When not tracking your cash flow, it is quite easy to incur an overdraft. PNC is very transparent about the process and is giving customers more control to manage through low-cash moments or mistimed payments. PNC expects to help its customers avoid $125 million to $150 million in overdraft fees annually, but it also expects this innovative approach to drive significant growth in new and existing customer relationships over time.

Enabling Pain-Free Savings

Some institutions are also helping their accountholders save. Ally Bank is using artificial intelligence to offer customers Surprise Savings. The bank looks at cash flow patterns and identifies times it would be safe to transfer insignificant amounts to a savings account, then automatically transfers the funds. Chase offers a service where it initiates a $100 transfer every time an account receives a deposit of over $100. BMO Harris Bank incents customers to save by rewarding $5 (up to $60 total) for every month a customer saves $200 or more for 12 months. Encouraging savings is a solution where both the financial institution and the accountholder benefit.

Building Credit and Boosting Scores

Lending is another area where institutions can help build financial literacy for consumers. According to the CFPB, almost half of Americans have little or no credit, which can have a major impact on a person’s financial health. Some reports estimate up to four in five Americans are living paycheck to paycheck. According to the 2020 Financial Health in a Pandemic report from Raddon, 42 percent of Americans do not have enough cash to cover an emergency expense of $400.

One startup called SeedFI was founded on the premise that it is difficult for many Americans to get ahead financially. SeedFi offers a credit-building product designed to create long-term saving habits while improving credit. Customers save small amounts from each paycheck, which is reported to the credit bureaus to build their credit history. In five months, customers can generate $500 in savings. SeedFi customers with no credit history were able to establish a credit score of 600, while customers with existing credit scores boosted their scores by 45 points, according to the company. SeedFi is setting its customers up for success at traditional financial institutions.

Nusenda Credit Union has tracked several KPIs related to its small-dollar loan program. The credit union found it saw an overall improvement in member credit scores as well as new member growth related to the product. It also noted that borrower sentiment improved toward the credit union.

Even Small Steps Make a Difference

According to the most recent Raddon survey, only 25 percent of accountholders strongly agree that their credit unions are advocating for their financial welfare. Financial institutions need to do more to fix this broken system. While offering financial literacy information and seminars to your accountholders can be beneficial, there are more things banks and credit unions can do to improve consumers’ financial health. Putting more power into the hands of accountholders improves their situation and their sentiments toward their financial institution.

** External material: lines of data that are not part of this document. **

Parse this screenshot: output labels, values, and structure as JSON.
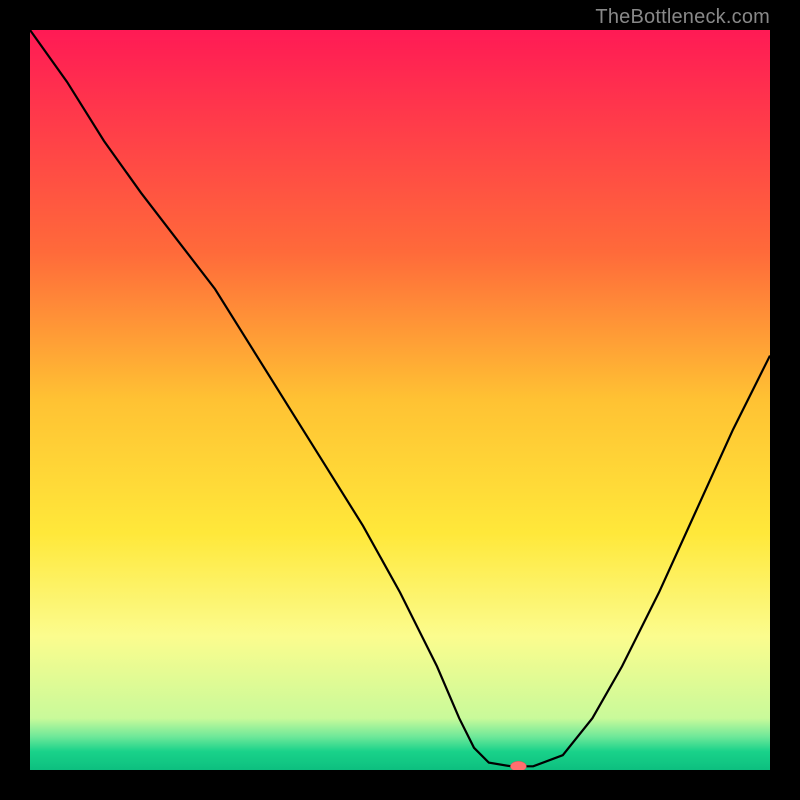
{
  "watermark": "TheBottleneck.com",
  "chart_data": {
    "type": "line",
    "title": "",
    "xlabel": "",
    "ylabel": "",
    "xlim": [
      0,
      100
    ],
    "ylim": [
      0,
      100
    ],
    "background_gradient": {
      "stops": [
        {
          "offset": 0,
          "color": "#ff1a55"
        },
        {
          "offset": 0.3,
          "color": "#ff6a3a"
        },
        {
          "offset": 0.5,
          "color": "#ffc233"
        },
        {
          "offset": 0.68,
          "color": "#ffe83a"
        },
        {
          "offset": 0.82,
          "color": "#fbfc8e"
        },
        {
          "offset": 0.93,
          "color": "#c9fa9a"
        },
        {
          "offset": 0.955,
          "color": "#6ee899"
        },
        {
          "offset": 0.975,
          "color": "#19d28a"
        },
        {
          "offset": 1.0,
          "color": "#0dbf7f"
        }
      ]
    },
    "series": [
      {
        "name": "bottleneck-curve",
        "color": "#000000",
        "x": [
          0,
          5,
          10,
          15,
          20,
          25,
          30,
          35,
          40,
          45,
          50,
          55,
          58,
          60,
          62,
          65,
          68,
          72,
          76,
          80,
          85,
          90,
          95,
          100
        ],
        "y": [
          100,
          93,
          85,
          78,
          71.5,
          65,
          57,
          49,
          41,
          33,
          24,
          14,
          7,
          3,
          1,
          0.5,
          0.5,
          2,
          7,
          14,
          24,
          35,
          46,
          56
        ]
      }
    ],
    "marker": {
      "name": "optimal-point",
      "x": 66,
      "y": 0.5,
      "color": "#ff6f6f",
      "rx": 8,
      "ry": 5
    }
  }
}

Smaller financial institutions may not have the budget to add artificial intelligence into their mobile platforms right away, but they can take smaller steps now and make those technology offerings part of a long-range strategic plan. By adding small-dollar loans for emergency funds, credit-builder products and incentives to save, banks and credit unions can not only motivate consumers to better manage their finances, but they can start conversations that deepen accountholder relationships.